Plot the optimal solution:

best_solution = optimization_result.solution[optimization_result.cost.idxmin()]["x"]

def draw_solution(graph: nx.Graph, solution: list):
    solution_nodes = [v for v in graph.nodes if solution[v]]
    solution_edges = [
        (u, v) for u, v in graph.edges if u in solution_nodes or v in solution_nodes
    ]
    nx.draw_kamada_kawai(graph, with_labels=True)
    nx.draw_kamada_kawai(
        graph,
        nodelist=solution_nodes,
        edgelist=solution_edges,
        node_color="r",
        edge_color="y",
    )


draw_solution(DG, best_solution)

png

You obtained a set of vertices that form the minimum vertex cover.

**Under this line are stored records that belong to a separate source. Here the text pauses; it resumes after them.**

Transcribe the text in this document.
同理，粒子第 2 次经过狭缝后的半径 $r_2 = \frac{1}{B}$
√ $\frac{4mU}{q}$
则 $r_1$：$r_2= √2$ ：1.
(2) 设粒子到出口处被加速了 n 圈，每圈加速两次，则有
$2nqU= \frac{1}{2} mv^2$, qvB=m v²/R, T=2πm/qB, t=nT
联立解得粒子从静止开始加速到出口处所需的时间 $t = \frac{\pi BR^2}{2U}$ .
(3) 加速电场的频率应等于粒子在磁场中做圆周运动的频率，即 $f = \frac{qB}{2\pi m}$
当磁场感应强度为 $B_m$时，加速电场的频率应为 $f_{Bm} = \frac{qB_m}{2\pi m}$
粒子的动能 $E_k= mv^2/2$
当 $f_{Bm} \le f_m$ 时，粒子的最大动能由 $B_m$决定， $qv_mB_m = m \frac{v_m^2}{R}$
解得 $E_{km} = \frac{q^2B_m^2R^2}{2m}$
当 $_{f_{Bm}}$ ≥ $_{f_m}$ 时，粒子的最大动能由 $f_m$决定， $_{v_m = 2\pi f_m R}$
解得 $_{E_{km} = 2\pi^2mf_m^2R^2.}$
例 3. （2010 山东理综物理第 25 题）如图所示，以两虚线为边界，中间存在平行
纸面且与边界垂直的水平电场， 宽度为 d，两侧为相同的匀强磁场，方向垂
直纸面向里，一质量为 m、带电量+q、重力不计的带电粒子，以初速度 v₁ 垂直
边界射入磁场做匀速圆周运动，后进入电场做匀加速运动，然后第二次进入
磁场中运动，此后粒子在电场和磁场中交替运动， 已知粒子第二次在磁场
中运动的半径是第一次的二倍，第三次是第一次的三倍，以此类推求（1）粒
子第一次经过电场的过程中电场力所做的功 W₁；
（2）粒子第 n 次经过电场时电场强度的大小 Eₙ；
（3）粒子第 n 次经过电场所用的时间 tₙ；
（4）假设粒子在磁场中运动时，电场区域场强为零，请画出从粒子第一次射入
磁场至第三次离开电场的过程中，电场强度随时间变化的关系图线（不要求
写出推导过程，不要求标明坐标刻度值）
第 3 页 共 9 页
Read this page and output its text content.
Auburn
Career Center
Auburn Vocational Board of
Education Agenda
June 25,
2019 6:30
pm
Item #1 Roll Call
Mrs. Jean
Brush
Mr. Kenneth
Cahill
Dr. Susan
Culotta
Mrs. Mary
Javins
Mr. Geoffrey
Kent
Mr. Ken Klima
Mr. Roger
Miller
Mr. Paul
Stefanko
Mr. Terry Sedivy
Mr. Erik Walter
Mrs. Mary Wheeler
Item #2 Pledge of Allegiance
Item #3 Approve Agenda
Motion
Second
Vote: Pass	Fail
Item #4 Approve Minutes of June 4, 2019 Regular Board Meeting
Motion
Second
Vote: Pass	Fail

Remove these nodes from the original vulnerability graph \(V\):

check_B = B.copy()
vc2 = [v for v in DG.nodes if best_solution[v]]
for v in vc2:
    check_B.remove_node(v)

nx.draw(
    check_B,
    pos=nx.bipartite_layout(check_B, Source),
    with_labels=True,
    font_color="whitesmoke",
)

png

Given that the MVCV vulnerability nodes are patched, the rest of the vulnerabilities are disconnected from one other. This significantly breaks most of the network kill chains.

Larger Scale Models

TBD

The leveraging of short term solutions for NP-hard problems that are present in cybersecurity data is a potentially rich vein of exciting possibilities. The fast and efficient resolution of cybersecurity data problems also helps reduce the analysis and reaction times of security teams.

References

[1] Cutting Medusa's Path -- Tackling Kill-Chains with Quantum Computing.

[2] Farhi, Edward, Jeffrey Goldstone, and Sam Gutmann. "A quantum approximate optimization algorithm." arXiv preprint arXiv:1411.4028 (2014).

[3] Barkoutsos, Panagiotis Kl, et al. "Improving variational quantum optimization using CVaR." Quantum 4 (2020): 256.